IHK begrüßt konsequente Verfolgung von Ladendiebstählen: Klares Signal

Die IHK Schwarzwald-Baar-Heuberg begrüßt den von Landes-Justizminister Guido Wolf angekündigten Wegfall der Bagatellgrenze bei Ladendiebstählen. Bisher werden Diebstahl-Anzeigen unterhalb der Wertgrenze von 25 Euro selten verfolgt.
IHK Hauptgeschäftsführer Thomas Albiez: „Für unsere Händler ist der Wegfall ein wichtiges und starkes Signal, das klarstellt: Kein Diebstahl ist eine Bagatelle - egal, ob jemand ein Handy für 600 Euro oder eine Haarbürste für
fünf Euro stiehlt.“
Die Bagatellgrenze löse bei vielen der knapp 8.000 Händler in der Region Schwarzwald-Baar-Heuberg Frustration aus. In Baden-Württemberg entstehe jährlich ein Schaden in Höhe zwischen 500 und 700 Millionen Euro. Organisierte Gruppen würden viel in kleinen Mengen stehlen, somit also oft unter die Bagatellgrenze fallen. Und bei Kleinbeträgen würden die angezeigten Fälle oft nicht verfolgt.

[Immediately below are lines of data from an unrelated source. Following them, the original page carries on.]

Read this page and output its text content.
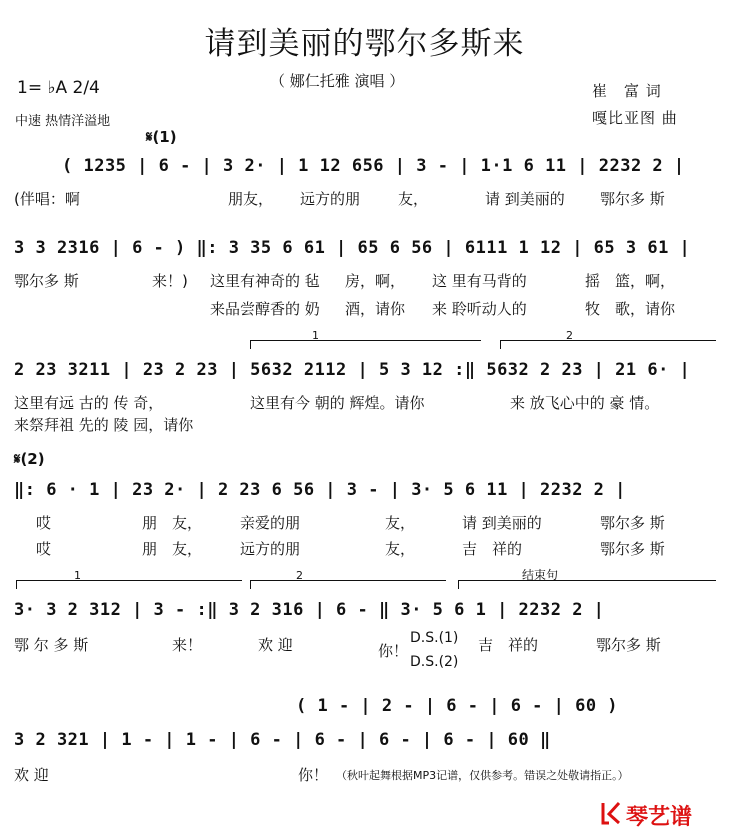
请到美丽的鄂尔多斯来
（ 娜仁托雅 演唱 ）
1= ♭A 2/4
中速 热情洋溢地
崔　富 词
嘎比亚图 曲
𝄋(1)
( 1235 | 6 - | 3 2· | 1 12 656 | 3 - | 1·1 6 11 | 2232 2 |
(伴唱：啊	朋友， 远方的朋	友，	请 到美丽的 鄂尔多 斯
3 3 2316 | 6 - ) ‖: 3 35 6 61 | 65 6 56 | 6111 1 12 | 65 3 61 |
鄂尔多 斯	来！) 这里有神奇的 毡 房，啊， 这 里有马背的	摇　篮，啊，
来品尝醇香的 奶 酒，请你 来 聆听动人的	牧　歌，请你
1	2
2 23 3211 | 23 2 23 | 5632 2112 | 5 3 12 :‖ 5632 2 23 | 21 6· |
这里有远 古的 传 奇，	这里有今 朝的 辉煌。请你	来 放飞心中的 豪 情。
来祭拜祖 先的 陵 园，请你
𝄋(2)
‖: 6 · 1 | 23 2· | 2 23 6 56 | 3 - | 3· 5 6 11 | 2232 2 |
哎	朋　友，	亲爱的朋	友，	请 到美丽的	鄂尔多 斯
哎	朋　友，	远方的朋	友，	吉　祥的	鄂尔多 斯
1	2	结束句
3· 3 2 312 | 3 - :‖ 3 2 316 | 6 - ‖ 3· 5 6 1 | 2232 2 |
鄂 尔 多 斯	来！	欢 迎	你！	吉　祥的	鄂尔多 斯
D.S.(1)
D.S.(2)
( 1 - | 2 - | 6 - | 6 - | 60 )
3 2 321 | 1 - | 1 - | 6 - | 6 - | 6 - | 6 - | 60 ‖
欢 迎	你！ （秋叶起舞根据MP3记谱，仅供参考。错误之处敬请指正。）
琴艺谱
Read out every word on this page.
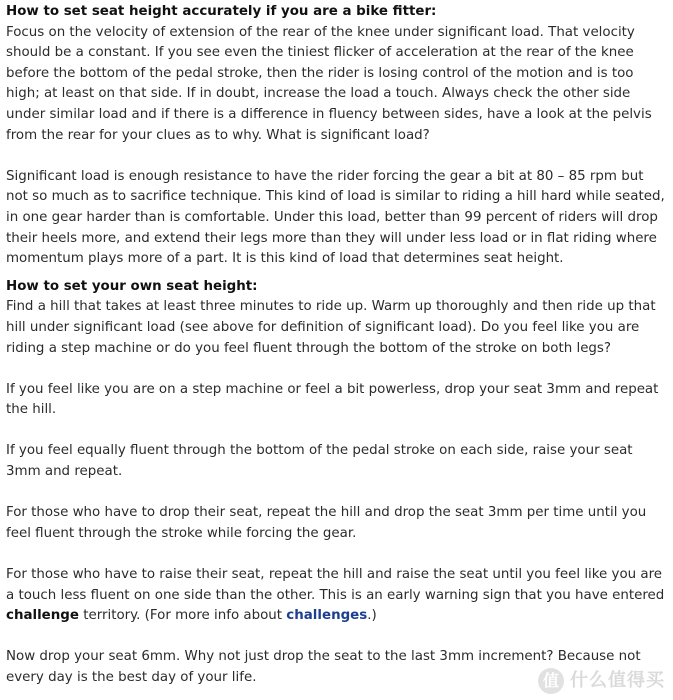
How to set seat height accurately if you are a bike fitter:

Focus on the velocity of extension of the rear of the knee under significant load. That velocity should be a constant. If you see even the tiniest flicker of acceleration at the rear of the knee before the bottom of the pedal stroke, then the rider is losing control of the motion and is too high; at least on that side. If in doubt, increase the load a touch. Always check the other side under similar load and if there is a difference in fluency between sides, have a look at the pelvis from the rear for your clues as to why. What is significant load?

Significant load is enough resistance to have the rider forcing the gear a bit at 80 – 85 rpm but not so much as to sacrifice technique. This kind of load is similar to riding a hill hard while seated, in one gear harder than is comfortable. Under this load, better than 99 percent of riders will drop their heels more, and extend their legs more than they will under less load or in flat riding where momentum plays more of a part. It is this kind of load that determines seat height.

How to set your own seat height:

Find a hill that takes at least three minutes to ride up. Warm up thoroughly and then ride up that hill under significant load (see above for definition of significant load). Do you feel like you are riding a step machine or do you feel fluent through the bottom of the stroke on both legs?

If you feel like you are on a step machine or feel a bit powerless, drop your seat 3mm and repeat the hill.

If you feel equally fluent through the bottom of the pedal stroke on each side, raise your seat 3mm and repeat.

For those who have to drop their seat, repeat the hill and drop the seat 3mm per time until you feel fluent through the stroke while forcing the gear.

For those who have to raise their seat, repeat the hill and raise the seat until you feel like you are a touch less fluent on one side than the other. This is an early warning sign that you have entered challenge territory. (For more info about challenges.)

Now drop your seat 6mm. Why not just drop the seat to the last 3mm increment? Because not every day is the best day of your life.	值 什么值得买
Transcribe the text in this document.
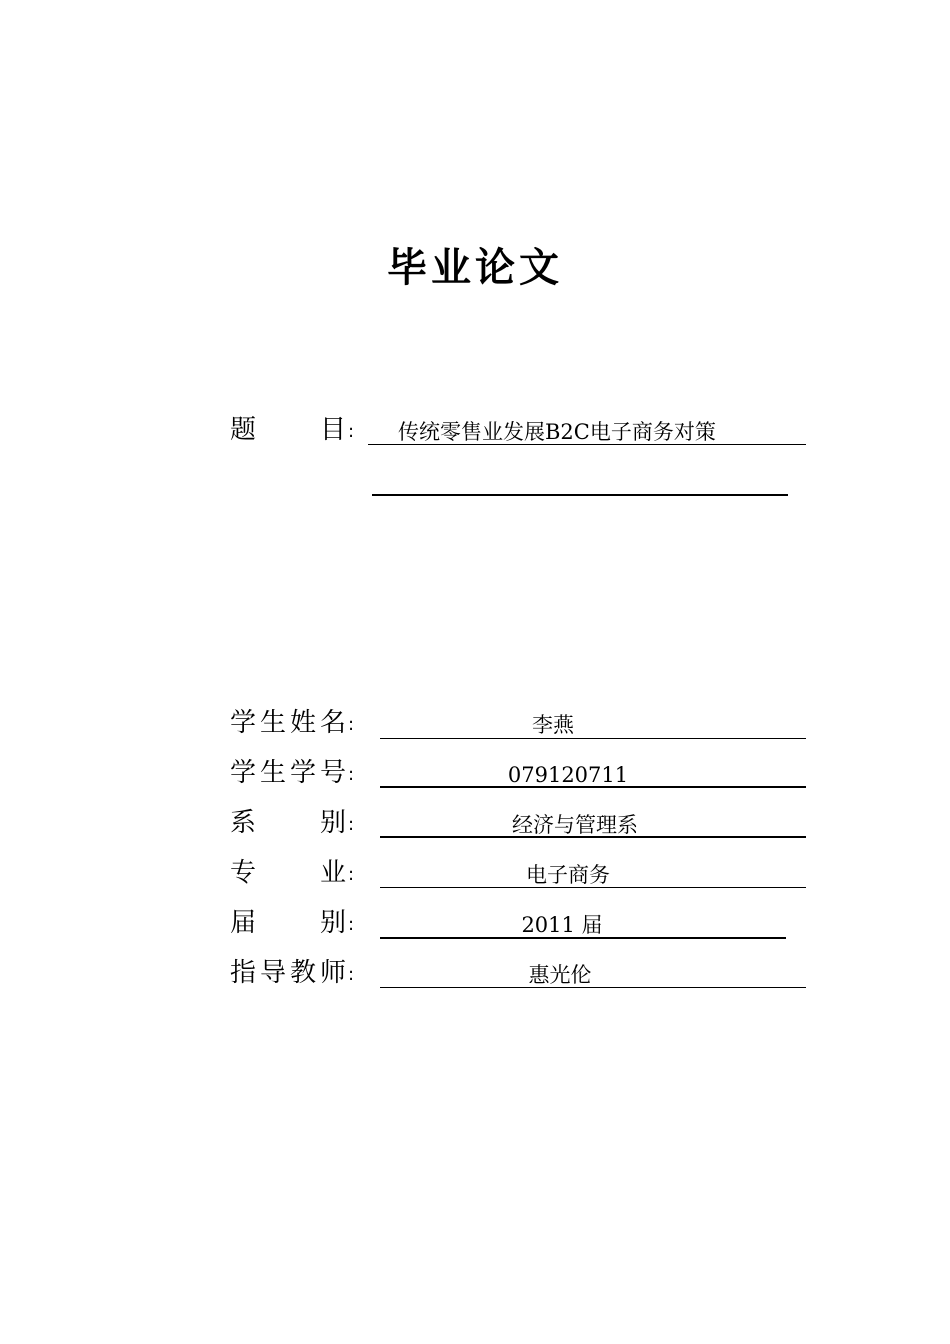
毕业论文
题目 :	传统零售业发展B2C电子商务对策
学生姓名 :	李燕
学生学号 :	079120711
系别 :	经济与管理系
专业 :	电子商务
届别 :	2011 届
指导教师 :	惠光伦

Adrian Müller, Inhaber von vier Fitzroy Fashion-Filialen in Villingen-Schwenningen und kommendes Mitglied im IHK-Einzelhandelsausschuss, fügt hinzu: „Diebstähle sind geschäftsschädigend und führen zu unberechenbaren Kostensummen. Die gesetzliche Verfolgung muss besonders wegen den organisierten Diebesbanden strenger durchgesetzt werden.“
Die IHK Schwarzwald-Baar-Heuberg informiert und berät den lokalen Handel im Bereich Sicherheit und Prävention von Diebstahl. So führt die IHK am 22. Oktober eine kostenfreie Veranstaltung zum Thema „Ladendiebstahl“ in der IHK in VS-Villingen durch.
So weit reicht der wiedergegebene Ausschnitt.